Congestion pricing — which began charging vehicles entering Manhattan below 60th Street — has been a particular concern on Staten Island, where many commuters must drive to a ferry or bus terminal and then pay a toll on the Verrazzano. The Chamber has pushed for adjustments to ensure Staten Island residents are not double-tolled in ways that put them at a competitive disadvantage relative to commuters from other boroughs.

Priority 4: Safety and Commercial Viability

The fourth pillar of the agenda focuses on safety — specifically retail theft, fraud, and what the Chamber describes as protecting “safe and vibrant commercial districts.” This connects to a broader statewide conversation about organized retail crime, which has become a significant concern for independent retailers in New York in recent years. The Chamber is advocating for stronger state-level enforcement tools and penalties that make retail theft a more meaningful deterrent for repeat offenders.

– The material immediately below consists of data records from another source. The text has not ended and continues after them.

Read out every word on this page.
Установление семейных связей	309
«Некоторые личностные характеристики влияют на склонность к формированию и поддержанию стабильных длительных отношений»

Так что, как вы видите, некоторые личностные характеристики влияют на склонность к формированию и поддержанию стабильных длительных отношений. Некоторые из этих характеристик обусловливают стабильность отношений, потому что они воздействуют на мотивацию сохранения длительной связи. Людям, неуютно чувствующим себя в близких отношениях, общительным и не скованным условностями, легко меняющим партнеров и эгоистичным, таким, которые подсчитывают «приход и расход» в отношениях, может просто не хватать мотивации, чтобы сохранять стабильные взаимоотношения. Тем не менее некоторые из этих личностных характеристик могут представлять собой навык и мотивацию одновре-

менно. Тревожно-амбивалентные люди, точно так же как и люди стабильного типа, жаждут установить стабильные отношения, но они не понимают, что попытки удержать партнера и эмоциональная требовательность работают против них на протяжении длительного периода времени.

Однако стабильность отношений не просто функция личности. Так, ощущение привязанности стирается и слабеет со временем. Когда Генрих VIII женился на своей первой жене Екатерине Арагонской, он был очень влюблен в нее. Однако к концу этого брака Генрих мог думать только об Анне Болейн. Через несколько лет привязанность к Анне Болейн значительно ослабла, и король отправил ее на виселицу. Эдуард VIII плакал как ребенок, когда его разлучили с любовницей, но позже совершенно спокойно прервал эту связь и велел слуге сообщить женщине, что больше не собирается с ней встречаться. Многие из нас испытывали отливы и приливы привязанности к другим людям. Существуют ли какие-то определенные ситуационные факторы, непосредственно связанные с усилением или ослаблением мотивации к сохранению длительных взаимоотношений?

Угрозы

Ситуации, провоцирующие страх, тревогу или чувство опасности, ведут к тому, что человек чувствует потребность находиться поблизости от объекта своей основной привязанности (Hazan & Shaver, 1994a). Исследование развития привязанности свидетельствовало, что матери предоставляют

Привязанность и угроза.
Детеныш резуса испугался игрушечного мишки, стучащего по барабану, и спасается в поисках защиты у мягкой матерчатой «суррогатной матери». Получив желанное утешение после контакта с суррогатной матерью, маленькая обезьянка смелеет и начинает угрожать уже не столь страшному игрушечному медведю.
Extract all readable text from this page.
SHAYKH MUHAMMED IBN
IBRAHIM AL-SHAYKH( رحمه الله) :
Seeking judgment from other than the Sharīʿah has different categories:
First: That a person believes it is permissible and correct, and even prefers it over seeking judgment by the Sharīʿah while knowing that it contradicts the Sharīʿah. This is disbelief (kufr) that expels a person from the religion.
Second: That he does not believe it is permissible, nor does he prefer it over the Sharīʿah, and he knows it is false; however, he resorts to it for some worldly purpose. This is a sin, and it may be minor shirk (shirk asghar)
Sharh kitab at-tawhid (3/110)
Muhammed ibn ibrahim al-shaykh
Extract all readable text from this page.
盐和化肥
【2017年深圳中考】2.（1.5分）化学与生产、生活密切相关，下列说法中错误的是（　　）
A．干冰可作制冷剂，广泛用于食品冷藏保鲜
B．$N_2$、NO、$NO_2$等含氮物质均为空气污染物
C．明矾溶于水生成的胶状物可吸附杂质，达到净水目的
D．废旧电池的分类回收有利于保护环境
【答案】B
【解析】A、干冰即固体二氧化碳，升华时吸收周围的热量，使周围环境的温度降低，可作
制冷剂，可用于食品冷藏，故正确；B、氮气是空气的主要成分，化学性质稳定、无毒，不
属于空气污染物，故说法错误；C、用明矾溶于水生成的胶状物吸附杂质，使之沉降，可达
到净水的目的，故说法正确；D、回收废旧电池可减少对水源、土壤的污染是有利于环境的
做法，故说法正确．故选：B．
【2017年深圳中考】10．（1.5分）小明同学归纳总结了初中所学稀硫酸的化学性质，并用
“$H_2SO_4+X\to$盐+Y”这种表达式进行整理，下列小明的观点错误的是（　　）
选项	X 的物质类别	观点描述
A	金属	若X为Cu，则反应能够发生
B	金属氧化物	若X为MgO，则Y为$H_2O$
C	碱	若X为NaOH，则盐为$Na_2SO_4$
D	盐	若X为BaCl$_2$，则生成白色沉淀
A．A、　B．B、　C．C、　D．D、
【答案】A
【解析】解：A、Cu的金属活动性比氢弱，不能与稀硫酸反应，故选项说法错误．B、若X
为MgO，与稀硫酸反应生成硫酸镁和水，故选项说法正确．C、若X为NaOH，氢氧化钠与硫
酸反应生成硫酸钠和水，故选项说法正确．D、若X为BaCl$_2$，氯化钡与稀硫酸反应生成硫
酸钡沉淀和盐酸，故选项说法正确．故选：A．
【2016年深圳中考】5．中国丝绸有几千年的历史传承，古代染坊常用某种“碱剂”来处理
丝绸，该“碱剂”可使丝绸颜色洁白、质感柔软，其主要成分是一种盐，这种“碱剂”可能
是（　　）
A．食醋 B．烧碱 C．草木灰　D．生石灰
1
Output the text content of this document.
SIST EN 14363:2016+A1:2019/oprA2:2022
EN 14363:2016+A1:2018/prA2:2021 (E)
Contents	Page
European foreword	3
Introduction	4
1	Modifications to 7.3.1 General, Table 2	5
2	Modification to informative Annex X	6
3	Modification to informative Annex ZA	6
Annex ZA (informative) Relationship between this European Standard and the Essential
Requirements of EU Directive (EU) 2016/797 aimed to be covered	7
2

The safety agenda also connects to a citywide development: in early 2026, Mayor Mamdani appointed a Staten Island native as Commissioner and Chair of the Business Integrity Commission — a city agency focused on corruption and fraud in the trade waste industry, as well as worker and traffic safety in commercial carting. The appointment was noted locally as a sign of Staten Island representation at the mayoral level on issues that directly affect local business operations.

The Bigger Picture: Staten Island’s Economic Identity

What comes through in the Chamber’s 2026 agenda is a borough making a clear case for equitable treatment in state policy. Staten Island consistently contributes to the city’s tax base and economy while arguing that it receives less than a proportionate share of infrastructure investment, transit service, and policy attention. The agenda is partly a list of specific asks and partly a statement of identity: that Staten Island’s business community is distinct from the rest of the city’s in meaningful ways, and that policy solutions designed for Manhattan or Brooklyn don’t always translate cleanly to the island.

The Chamber’s four-priority framework — costs, workforce, transportation, safety — maps directly onto the concerns that show up consistently in conversations with local business owners across Staten Island’s main commercial corridors: Forest Avenue on the North Shore, Hylan Boulevard in the mid-island, and the St. George and Bay Ridge waterfront areas. The agenda gives those individual concerns a collective political voice at the state level.

What You Need to Know

  • Who released it: The Staten Island Chamber of Commerce released its 2026 State Legislative Policy Agenda on March 27, 2026.
  • Four priorities: Rising business costs (taxes, insurance, utilities, compliance); workforce training and career pipelines; transportation connectivity and mobility; commercial safety and anti-fraud measures.
  • Transportation focus: The agenda specifically flags double-tolling concerns for Staten Island commuters and calls for targeted transit investment in the borough.
  • Commercial safety: The Chamber is pushing for stronger state enforcement tools against organized retail theft and fraud affecting local businesses.
  • Citywide connection: A Staten Island native was recently appointed Commissioner of the Business Integrity Commission, giving the borough a voice at the mayoral level on trade industry issues.
  • Get involved: The Staten Island Chamber of Commerce holds regular business events and advocacy days in Albany. Find their calendar at sichamber.com.
  • Related reading: See our guide to NYC’s borough presidents and what their offices actually do, and our Staten Island policy watch on City of Yes for more on how recent policy changes are landing on the island.

If you own or run a business on Staten Island, the Chamber’s 2026 agenda is worth reading — not because Albany always delivers on these kinds of asks, but because understanding what your borough’s organized business voice is asking for helps you understand the policy environment you’re operating in. The agenda is available in full at the Staten Island Chamber of Commerce website at sichamber.com.